Many baby boomers are the offspring of World War 2 veterans and are now beginning to realize that they do not know much about their family history. Genealogists often start their searches with birth, marriage, and death records to gather data. After those resources run out, where else can they search?
Much can be learned about our “greatest generation” from World War 2 military records. This is another important resource that should not be overlooked. But where do we go to find these records?
National Archives and Records Administration
The internet has exponentially increased the ease and availability of all these records, including World War 2 military records. One such source can be found at Archives.gov, the website for the National Archives and Records Administration (NARA). The United States government uses the NARA to store records that are deemed to be of legal or historical value. Genealogists and historians can use it to access records that may not be available through other sources. The NARA also stores such important and vital documents such as the Declaration of Independence, Constitution, and the Bill of Rights.
The National Personnel Records Center – Military Personnel Records
Part of NARA, The National Personnel Records Center, Military Personnel Records (NPRC-MPR) is a storehouse for millions of military records, including personnel, health, and medical records. Access to these records for veterans or next of kin is available at Vetrecs.archives.gov, and for all other requests you need to file a Standard Form 180 with the NPRC-MPR.
Another source for World War 2 military records can be found at Militaryindexes.com, an online guide geared to specifically help genealogists. Records from all US wars are available here, including databases of soldiers, rosters, military and war causalities.

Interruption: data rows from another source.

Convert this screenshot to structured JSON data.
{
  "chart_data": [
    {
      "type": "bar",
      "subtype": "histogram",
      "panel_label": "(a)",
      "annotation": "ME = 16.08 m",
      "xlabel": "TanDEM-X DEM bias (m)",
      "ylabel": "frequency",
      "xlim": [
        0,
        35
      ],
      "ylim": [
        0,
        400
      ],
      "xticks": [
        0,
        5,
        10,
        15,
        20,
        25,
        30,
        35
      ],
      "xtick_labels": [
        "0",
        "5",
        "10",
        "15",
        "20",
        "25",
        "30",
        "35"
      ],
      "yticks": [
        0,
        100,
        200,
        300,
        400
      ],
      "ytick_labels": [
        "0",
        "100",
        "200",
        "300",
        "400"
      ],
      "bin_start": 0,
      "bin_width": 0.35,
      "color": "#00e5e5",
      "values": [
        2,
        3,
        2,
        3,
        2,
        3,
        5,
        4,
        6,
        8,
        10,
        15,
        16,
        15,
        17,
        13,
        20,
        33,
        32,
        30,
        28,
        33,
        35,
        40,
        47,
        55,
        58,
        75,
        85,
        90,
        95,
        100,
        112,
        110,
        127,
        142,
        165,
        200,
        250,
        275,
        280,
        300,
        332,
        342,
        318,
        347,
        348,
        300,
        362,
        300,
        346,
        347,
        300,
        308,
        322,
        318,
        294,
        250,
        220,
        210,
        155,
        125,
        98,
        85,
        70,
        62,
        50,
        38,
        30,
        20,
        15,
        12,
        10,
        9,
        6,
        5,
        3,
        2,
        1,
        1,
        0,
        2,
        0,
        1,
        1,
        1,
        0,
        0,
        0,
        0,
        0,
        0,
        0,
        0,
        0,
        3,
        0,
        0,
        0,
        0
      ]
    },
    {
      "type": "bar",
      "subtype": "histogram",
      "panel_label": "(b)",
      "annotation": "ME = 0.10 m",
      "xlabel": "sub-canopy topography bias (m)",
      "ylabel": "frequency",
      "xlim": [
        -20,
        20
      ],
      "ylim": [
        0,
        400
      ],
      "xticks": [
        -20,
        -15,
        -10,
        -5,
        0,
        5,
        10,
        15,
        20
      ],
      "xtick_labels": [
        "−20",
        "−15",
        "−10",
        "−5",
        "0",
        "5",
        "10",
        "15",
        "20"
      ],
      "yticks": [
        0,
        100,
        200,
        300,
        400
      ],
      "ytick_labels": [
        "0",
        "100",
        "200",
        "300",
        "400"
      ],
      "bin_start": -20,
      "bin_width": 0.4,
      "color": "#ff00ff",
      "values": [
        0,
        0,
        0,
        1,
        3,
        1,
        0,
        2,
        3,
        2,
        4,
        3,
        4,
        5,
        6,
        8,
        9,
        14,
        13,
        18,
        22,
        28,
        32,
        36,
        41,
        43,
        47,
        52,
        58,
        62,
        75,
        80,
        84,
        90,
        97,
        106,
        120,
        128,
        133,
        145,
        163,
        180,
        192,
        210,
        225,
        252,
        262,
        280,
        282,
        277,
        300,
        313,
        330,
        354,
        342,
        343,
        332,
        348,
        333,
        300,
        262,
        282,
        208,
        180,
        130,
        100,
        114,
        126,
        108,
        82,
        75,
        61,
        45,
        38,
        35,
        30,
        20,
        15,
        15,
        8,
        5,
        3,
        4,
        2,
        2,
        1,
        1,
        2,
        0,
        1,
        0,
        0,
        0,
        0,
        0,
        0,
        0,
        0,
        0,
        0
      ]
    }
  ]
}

Cyndi’s List is well-known to genealogists as an excellent compilation of resources on the internet from around the world. There is an entire section devoted to links for World War 2 information and records which is located at Cyndislist.com/worldwar2.htm.
There are also several other services available to access World War 2 military records, but require a fee. Ancestry.com has military records available, as well as a vast database of records from numerous sources. While there is a fee involved, they do a very good job of compiling a lot of data at one source. Ancestry does offer a free two-week trial, so be sure to block out some time so that you can make the best use of your trial.
Learn about the lives and stories of the World War II veterans now, while they are still alive and can share the emotional details of their personal experiences. If you have a loved one who has died, it’s still not too late to find information. Just get started right away!